Reunidos os conselheiros, o príncipe toma a palavra, o que é indicado por frase no Sequencial cujo objeto direto é complementado por uma Forma Verbal Relativa cujo sujeito é o rei Apepi: iw.f Hr (wHm) n.sn smiw nb mdt // i.hAb n.f nsw (ippy)/// anx wDA snb // Hr r-r.sn . Note-se que o complemento circunstancial extraposto para o final, Hr r-r.sn, remete, não à relativa, mas ao objeto direto da frase que antecede, smiw nb mdt.

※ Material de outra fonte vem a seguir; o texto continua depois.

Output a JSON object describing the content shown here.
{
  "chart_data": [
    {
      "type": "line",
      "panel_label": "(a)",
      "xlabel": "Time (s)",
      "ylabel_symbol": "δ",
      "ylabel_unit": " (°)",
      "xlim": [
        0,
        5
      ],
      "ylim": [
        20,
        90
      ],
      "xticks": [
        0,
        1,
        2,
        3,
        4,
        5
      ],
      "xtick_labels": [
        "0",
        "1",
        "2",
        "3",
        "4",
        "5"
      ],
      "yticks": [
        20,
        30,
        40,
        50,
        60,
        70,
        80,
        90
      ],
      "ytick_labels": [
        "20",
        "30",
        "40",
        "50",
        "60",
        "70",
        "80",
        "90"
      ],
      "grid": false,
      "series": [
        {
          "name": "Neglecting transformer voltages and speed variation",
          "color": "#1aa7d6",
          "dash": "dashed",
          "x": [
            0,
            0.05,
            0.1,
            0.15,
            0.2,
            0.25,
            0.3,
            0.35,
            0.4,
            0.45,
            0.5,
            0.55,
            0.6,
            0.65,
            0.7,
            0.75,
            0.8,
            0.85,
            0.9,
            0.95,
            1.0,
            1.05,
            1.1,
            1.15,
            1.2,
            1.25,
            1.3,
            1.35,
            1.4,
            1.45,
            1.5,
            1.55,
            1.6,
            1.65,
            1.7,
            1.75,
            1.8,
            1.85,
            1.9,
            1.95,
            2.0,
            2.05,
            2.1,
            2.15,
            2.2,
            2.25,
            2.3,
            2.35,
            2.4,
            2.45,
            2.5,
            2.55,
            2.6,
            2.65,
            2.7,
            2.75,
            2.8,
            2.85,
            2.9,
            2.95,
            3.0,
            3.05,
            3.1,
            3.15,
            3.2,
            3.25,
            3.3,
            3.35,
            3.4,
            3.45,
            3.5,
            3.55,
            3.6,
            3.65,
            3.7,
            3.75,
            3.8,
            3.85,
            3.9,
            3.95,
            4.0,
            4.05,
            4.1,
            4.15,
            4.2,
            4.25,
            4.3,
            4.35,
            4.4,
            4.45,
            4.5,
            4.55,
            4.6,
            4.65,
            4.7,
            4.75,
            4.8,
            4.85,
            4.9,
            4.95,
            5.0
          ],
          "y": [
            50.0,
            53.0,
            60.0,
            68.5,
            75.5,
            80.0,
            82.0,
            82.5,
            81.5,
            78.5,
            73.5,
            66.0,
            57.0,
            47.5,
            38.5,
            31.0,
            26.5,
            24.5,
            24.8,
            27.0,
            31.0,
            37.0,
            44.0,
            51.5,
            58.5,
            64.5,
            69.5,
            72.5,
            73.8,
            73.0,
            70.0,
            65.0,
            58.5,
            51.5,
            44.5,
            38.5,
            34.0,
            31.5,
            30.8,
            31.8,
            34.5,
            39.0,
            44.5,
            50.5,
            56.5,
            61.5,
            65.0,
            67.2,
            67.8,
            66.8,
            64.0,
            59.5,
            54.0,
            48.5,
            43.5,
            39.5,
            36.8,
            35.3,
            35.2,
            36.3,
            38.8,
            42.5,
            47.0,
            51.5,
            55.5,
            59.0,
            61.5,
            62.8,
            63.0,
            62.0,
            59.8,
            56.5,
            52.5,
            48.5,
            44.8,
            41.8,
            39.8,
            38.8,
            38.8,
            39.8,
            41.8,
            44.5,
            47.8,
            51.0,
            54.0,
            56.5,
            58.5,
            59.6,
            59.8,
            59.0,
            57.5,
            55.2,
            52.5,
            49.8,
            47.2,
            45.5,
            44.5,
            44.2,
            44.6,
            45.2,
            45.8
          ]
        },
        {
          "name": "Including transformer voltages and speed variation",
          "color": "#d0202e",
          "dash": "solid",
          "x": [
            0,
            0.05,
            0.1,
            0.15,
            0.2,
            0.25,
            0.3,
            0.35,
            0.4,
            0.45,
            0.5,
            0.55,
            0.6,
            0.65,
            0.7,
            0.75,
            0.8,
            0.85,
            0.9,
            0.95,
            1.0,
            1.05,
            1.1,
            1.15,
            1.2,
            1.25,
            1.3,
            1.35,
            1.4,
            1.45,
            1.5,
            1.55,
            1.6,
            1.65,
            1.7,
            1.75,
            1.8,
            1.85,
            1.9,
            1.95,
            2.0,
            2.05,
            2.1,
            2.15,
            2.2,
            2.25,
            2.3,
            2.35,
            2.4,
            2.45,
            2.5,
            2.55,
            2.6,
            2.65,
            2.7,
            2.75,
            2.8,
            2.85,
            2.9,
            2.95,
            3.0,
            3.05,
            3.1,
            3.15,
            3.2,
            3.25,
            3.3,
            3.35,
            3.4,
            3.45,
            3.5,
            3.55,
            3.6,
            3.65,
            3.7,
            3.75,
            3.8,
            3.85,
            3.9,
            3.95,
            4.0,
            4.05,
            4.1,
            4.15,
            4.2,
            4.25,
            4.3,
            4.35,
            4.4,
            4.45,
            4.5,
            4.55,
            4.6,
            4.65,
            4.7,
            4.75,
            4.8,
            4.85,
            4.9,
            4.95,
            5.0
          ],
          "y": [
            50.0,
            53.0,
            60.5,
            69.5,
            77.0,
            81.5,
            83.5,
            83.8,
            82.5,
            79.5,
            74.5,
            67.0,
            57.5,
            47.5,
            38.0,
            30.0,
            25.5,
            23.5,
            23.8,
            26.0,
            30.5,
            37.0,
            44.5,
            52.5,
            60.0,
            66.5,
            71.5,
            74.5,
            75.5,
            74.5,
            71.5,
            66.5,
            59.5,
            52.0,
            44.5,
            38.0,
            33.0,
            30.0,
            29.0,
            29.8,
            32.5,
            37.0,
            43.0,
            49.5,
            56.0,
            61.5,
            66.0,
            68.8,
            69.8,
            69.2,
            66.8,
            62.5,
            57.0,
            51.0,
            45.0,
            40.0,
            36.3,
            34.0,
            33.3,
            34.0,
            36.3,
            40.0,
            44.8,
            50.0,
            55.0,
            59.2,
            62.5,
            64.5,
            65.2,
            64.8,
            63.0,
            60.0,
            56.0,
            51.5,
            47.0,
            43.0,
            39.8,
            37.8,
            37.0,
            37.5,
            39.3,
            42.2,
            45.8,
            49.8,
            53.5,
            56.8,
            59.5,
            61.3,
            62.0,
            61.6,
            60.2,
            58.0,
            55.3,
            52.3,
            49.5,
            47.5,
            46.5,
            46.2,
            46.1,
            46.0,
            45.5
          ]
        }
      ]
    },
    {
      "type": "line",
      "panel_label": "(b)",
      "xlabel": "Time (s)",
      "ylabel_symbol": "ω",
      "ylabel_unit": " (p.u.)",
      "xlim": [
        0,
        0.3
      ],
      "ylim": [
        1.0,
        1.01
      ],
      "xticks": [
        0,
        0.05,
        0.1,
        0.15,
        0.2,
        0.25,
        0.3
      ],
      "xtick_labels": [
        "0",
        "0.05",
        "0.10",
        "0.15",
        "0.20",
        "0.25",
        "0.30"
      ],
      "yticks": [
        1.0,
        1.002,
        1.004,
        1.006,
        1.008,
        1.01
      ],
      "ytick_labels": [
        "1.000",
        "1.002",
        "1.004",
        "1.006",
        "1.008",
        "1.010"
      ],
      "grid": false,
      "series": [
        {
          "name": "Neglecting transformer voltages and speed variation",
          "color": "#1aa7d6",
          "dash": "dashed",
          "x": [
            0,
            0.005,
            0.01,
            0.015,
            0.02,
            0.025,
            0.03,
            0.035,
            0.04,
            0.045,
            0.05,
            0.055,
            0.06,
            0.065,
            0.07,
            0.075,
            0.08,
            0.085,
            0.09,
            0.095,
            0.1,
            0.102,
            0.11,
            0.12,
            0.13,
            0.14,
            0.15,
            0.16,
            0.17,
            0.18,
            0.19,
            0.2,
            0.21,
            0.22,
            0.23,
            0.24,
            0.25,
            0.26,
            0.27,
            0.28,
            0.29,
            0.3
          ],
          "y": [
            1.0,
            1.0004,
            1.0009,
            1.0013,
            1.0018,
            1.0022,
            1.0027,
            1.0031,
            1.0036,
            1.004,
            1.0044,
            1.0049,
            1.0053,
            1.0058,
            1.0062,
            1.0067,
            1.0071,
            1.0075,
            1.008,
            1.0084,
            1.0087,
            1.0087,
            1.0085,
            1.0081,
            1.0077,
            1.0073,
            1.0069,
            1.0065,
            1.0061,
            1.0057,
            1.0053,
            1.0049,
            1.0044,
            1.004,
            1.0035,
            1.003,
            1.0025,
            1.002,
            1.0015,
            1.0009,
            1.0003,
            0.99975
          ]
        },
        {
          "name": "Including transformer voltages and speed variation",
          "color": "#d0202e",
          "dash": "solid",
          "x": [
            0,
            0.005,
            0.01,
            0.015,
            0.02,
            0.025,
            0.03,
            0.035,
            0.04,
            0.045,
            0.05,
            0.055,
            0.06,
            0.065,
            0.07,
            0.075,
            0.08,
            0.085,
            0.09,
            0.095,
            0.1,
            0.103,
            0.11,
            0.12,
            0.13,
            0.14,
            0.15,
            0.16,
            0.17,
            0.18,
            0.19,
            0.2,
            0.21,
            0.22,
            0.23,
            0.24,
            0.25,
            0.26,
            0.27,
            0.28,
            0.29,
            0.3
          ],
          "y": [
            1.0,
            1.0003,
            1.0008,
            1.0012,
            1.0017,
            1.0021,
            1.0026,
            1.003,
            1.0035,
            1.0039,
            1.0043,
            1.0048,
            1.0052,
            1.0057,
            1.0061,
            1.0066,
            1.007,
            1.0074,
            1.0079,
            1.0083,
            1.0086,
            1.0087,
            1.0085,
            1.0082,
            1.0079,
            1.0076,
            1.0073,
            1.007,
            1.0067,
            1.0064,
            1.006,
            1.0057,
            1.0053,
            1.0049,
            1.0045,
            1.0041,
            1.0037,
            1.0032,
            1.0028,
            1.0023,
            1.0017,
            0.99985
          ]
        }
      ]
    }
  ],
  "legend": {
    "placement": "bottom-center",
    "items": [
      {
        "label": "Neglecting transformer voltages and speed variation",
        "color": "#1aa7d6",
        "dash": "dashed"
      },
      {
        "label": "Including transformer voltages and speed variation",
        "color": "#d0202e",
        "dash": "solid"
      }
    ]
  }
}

Tendo escutado a surpreendente demanda de Apepi acerca do lago dos hipopótamos, o texto informa que os conselheiros não souberam responder bem ou mal, ou seja, emudeceram. São duas frases. A primeira é um Presente 1 com sujeito no Estativo, introduzida por auxiliar arcaico e seguida de um advérbio composto como complemento circunstancial e por um complemento circunstancial de tempo: aHa.n // sn gr m-r-wa m At aA(t). A segunda, um sDm.f Perfectivo Ativo negado (em forma arcaica) por nn, exige completiva por não ter o verbo que significa saber sentido completo, estando a completiva em questão construída com o Infinitivo wSb acompanhado de um dativo e de um complemento circunstancial: nn rx.sn // wSb n.f nfr m-r-pw bin. 12 (p. 7) wn.i(n) nsw (ippy)/ anx wDA snb Hr hAb n (...)

Esta última frase, que se preservou só parcialmente, mostra que a ação deslocar-se-ia de novo para Avaris, já que diz que o rei Apepi enviou uma mensagem (a forma empregada é a última ocorrência da construção continuativo-narrativa wn.in.f Hr sDm, com sujeito substantival).